How print is changing for the better
Industry 4.0 refers to the further digitalization and automation of manufacturing that accompanies the fourth industrial revolution. The first revolution started with water and steam, the second with mass production and electricity, the third with the widespread adoption of computers.
In this fourth revolution, the use of “smart” technology means improved monitoring, simplification, and optimization of the process. This technology, in turn, builds on innovations in print’s component technologies, such as greener inks, papers and printing practices. Both halves combined and a tweaked (but still essential) human role work together to increase profitability, and reduce waste while handling increasingly complex demands.
These changes are also triggered or reinforced by big policy changes, as demonstrated by global children’s publisher Scholastic, whose diverse output means relatively more resources from colored images and paper, and special fonts for words.
And just like the notorious wastefulness of fast fashion companies and their almost monthly collections, other groups of big players like textbook makers (what could be called Big Textbook as you might Big Pharma) have long been criticized for their model of updating print editions every semester to protect their bottom line. That said, Pearson, one of the five biggest American companies, has since gone digital-first in response to changing demands and habits.
Ideally, this one-two combo of a technological revolution and improvement of industry practices means things that should be printed can be, and things that would be better off digitalized are not printed.
Why it’s still going to be needed
With or without pressure to innovate in sustainable ways, our continued need for physical experiences is not going anywhere and neither are the printed materials that enhance that. Even if we exclude the “main attractions” of beautiful labels and packaging, printed instruction manuals and marketing materials will still make up a large part of the physical product experience.

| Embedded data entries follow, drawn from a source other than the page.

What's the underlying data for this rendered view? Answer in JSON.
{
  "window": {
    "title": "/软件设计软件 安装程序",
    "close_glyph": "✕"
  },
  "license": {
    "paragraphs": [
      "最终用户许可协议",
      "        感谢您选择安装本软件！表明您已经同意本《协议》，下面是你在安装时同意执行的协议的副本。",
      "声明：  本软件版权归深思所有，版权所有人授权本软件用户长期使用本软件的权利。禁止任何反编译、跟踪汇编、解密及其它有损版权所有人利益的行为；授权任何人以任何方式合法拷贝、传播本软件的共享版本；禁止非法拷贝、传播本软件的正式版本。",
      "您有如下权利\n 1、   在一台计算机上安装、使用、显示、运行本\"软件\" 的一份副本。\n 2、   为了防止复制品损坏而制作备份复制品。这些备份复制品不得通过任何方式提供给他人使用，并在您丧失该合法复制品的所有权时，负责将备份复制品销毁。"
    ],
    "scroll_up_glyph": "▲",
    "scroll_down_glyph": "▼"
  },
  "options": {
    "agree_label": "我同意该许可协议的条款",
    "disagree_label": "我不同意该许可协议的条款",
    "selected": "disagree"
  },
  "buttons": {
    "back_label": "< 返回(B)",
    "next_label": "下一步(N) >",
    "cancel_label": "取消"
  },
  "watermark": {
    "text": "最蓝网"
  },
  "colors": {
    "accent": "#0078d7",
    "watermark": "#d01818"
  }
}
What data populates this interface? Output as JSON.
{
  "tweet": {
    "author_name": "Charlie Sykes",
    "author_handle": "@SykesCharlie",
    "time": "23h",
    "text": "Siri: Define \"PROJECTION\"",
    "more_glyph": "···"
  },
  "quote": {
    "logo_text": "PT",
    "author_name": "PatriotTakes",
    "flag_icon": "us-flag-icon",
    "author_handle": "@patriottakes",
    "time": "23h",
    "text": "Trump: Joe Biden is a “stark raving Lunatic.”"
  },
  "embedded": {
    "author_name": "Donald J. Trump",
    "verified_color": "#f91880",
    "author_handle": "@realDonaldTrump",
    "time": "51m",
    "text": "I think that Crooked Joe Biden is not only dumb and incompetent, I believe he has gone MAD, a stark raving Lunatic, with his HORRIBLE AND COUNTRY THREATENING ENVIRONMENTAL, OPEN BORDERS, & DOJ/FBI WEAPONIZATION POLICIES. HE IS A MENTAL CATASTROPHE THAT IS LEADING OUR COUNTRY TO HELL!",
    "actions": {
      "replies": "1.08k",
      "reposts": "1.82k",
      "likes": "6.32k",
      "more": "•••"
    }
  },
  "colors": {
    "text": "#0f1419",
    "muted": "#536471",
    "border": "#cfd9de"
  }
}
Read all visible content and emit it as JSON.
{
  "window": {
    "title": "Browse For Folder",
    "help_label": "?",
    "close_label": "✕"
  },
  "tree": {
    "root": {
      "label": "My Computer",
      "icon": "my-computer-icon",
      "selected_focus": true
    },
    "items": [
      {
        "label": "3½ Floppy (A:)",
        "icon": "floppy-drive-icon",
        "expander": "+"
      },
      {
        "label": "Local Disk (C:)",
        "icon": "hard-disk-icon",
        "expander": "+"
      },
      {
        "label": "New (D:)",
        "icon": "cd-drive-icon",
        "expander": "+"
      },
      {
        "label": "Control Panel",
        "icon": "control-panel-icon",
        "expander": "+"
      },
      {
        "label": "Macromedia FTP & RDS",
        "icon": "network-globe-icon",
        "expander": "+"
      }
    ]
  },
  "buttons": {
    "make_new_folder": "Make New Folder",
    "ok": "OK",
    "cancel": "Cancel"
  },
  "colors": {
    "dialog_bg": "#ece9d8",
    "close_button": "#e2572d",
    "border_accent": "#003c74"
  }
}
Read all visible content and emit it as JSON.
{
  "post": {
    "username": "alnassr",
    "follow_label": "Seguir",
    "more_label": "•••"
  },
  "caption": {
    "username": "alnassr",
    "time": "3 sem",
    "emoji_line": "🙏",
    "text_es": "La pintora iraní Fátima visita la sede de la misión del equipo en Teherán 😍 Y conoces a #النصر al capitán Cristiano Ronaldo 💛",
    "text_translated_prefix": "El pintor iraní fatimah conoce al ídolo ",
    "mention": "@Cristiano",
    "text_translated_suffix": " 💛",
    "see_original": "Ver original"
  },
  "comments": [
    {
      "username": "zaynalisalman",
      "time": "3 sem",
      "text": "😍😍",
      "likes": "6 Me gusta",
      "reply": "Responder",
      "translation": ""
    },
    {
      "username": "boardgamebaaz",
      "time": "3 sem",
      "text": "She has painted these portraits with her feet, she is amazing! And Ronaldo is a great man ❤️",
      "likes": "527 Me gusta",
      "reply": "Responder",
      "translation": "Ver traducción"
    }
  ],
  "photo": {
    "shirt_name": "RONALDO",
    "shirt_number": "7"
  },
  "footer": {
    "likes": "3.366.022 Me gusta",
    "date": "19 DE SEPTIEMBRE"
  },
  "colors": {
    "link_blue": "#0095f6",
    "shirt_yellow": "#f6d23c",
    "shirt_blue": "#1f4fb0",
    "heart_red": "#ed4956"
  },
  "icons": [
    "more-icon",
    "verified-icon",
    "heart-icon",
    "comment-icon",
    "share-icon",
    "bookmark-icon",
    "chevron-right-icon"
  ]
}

However, outside the product context, print will still be vitally important for publishing due to its still largely permanent nature (unless of course, Toshiba’s innovative erasable printing technology becomes more widespread).
We’ve written before about the importance of slow journalism — where the emphasis is on accurate and detailed versus immediate reporting. The resources involved in print publications, not to mention the irreversibility, mean that far greater care is involved: you can make near-immediate updates to web articles and ebooks, but there’s no making up for shoddy fact-checking after printing thousands of copies of a book. Delayed Gratification, for one, is a quarterly print publication by Slow Journalism that reports on events after the dust has settled and the true impact becomes apparent.
And even beyond preserving and relaying information, so long as print continues to hold cultural capital and authority for this very permanence (which it does), it serves as a means of expression and gives a voice for the most independent of publishers, something we saw first-hand when we moderated a zine fest near our old office.
Every time we physically throw out any piece of paper bigger than a receipt for lack of a recycling bins, that tangible experience might give us a lot more pause than repeatedly downloading, uploading, copying and moving hundreds of gigabytes of data. It could be that the visceral reaction of “think of all those trees” made print an especially big target for sustainable innovation, even as we ignored the impact of ‘invisible’ digital technologies like AI or even e-readers.
That said, the progress up until now is welcome because it’s meant more options. As MAEKAN continues to experiment with product, the availability of new innovative production methods allows us to do something good while consciously weighing our environmental impact. This means we can stay excited when we consider what our first MAEKAN print publication might look and feel like when we get to it (we’re always open to suggestions, by the way).